Actual bonus hit points are not determined until battle is joined. The hit points are temporary and any remaining points are lost at the end of the battle.
The whims of the god & the PCs' goals ... | |||
Spell check | Aligned | Indifferent | Opposed |
1-11 | Failure | Failure | Failure and worse! |
12-14 | 3 dice | Failure | Failure |
15-18 | 5 dice | 1 die | Failure |
19-23 | 7 dice | 2 dice | 1 die |
24-29 | 10 dice | 4 dice | 2 dice |
30+ | 15 dice | 8 dice | 3 dice |
Any character can beseech a god, rolling a 1d10 + Personality modifier. War bands can improve their odds by offering up sacrifices, which can be in blood, treasure, or both.

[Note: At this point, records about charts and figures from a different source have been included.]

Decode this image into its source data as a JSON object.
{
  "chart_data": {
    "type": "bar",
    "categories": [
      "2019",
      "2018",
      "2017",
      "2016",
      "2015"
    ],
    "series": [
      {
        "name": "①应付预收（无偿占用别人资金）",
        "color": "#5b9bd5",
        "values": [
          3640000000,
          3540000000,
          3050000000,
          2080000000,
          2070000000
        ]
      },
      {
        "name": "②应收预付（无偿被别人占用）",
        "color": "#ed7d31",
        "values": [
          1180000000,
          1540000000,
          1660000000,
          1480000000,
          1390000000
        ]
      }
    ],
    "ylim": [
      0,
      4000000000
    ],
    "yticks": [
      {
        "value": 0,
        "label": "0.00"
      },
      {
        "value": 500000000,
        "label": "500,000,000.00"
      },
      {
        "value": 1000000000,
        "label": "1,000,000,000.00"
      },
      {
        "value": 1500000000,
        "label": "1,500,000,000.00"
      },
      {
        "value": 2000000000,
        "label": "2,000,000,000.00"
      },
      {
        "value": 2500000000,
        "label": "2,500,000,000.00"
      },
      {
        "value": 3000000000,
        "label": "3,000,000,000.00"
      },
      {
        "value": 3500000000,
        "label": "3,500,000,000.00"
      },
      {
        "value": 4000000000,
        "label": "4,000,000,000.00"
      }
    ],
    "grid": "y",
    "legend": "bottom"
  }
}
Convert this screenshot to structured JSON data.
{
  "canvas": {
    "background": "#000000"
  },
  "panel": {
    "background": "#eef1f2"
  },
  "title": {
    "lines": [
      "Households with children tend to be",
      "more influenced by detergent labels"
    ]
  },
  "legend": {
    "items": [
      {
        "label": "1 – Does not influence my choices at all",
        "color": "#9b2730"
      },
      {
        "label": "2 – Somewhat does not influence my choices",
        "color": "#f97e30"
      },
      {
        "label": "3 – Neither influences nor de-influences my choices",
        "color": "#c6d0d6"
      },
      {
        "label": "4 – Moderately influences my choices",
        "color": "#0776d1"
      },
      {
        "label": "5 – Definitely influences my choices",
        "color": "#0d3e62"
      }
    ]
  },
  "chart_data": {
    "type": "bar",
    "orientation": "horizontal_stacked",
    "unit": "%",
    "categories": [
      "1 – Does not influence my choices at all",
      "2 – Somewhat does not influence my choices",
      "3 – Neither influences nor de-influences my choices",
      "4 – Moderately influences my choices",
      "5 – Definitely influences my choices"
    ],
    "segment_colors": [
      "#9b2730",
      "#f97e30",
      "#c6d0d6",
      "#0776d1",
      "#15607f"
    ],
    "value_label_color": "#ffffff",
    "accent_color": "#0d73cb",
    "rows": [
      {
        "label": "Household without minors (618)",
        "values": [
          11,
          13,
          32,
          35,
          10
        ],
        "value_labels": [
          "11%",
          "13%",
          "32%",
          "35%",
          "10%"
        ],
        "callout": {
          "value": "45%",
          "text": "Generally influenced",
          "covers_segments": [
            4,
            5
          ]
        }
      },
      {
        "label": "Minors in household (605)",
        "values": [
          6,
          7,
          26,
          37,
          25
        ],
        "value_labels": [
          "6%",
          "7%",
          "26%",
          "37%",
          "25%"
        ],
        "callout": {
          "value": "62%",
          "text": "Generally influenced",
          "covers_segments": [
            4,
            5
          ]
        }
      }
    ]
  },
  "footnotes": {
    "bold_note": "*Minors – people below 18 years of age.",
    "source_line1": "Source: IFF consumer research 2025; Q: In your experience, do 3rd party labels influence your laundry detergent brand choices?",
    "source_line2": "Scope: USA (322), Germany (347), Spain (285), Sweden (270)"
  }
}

Sacrifice bonus | Offering | Item value |
+1 | Sheep or cow | 50 gp |
+2 | Enemy warrior | 500 gp |
+3 | Enemy warlord or champion | 5,000 gp |
+4 | Enemy king | 10,000 gp |
+5 | Enemy emperor or god-king | 100,000 gp |
5.06.2021
The Village: Thieving Skills
Many characters learn certain illicit skills that serve them well as reavers. What you favor is initially determined by what you are good at. At 0-level, pick one skill for each point of ability score modifier in Agility, Personality, or Intelligence.
Agility
Climb sheer surfaces
Sneak silently
Hide in shadows
Pick Pocket
Pick Lock
Disable / Set Trap
Int
Read Lost Languages
Find Trap
Personality
Ambush (formerly Backstab)
Bluff (formerly Disguise self)
Skill Bonus by level
0 | 1 | 2 | 3 | 4 | 5 |
+1 | +3 | +5 | +7 | +9 | +11 |
The Village
The conceit of the DCC game is that the PCs are liberated by their 0-level adventure. They shake free of the shackles of their former, humble lives, and set out for the wider world as Adventurers.
This presupposes a certain sort of world, where survival is viable for small groups of wanderers, I.e. our usual RPG settings. But DCC is home to thousand insane worlds, some less welcoming than others.
The Village falls in with the latter. A place where rival bands hope to enslave you, unknown monsters lurk in the dark forests and mist-shrouded moors, and magic is baleful and strange.
The size of the village is finite, and every member of the hamlet is a potential PC. And so, when you lose three characters to your 0-level adventure, your pitiful hamlet is now bereft of its baker, gong farmer, and armorer.
Rather than abandoning kith and kin when you hit first level, you return home in the hopes of using those bloodied treasures to some advantage. We root our PCs in a sense of place, with the shared goal of survival.
Cap the levels at 5, start off every PC as a warrior with handful of thief skills, and hide magic in the ruins crushed beneath a hyperborean glacier. Beowulf meets Viking Crawl, and the first 10 pages of every Conan comic reboot. We'll see if I can get anyone to play.
You’re no hero.
You’re are a reaver, a cutpurse, a heathen,
a tight-lipped warlock guarding long-dead secrets ...
… and your Village's only hope for survival.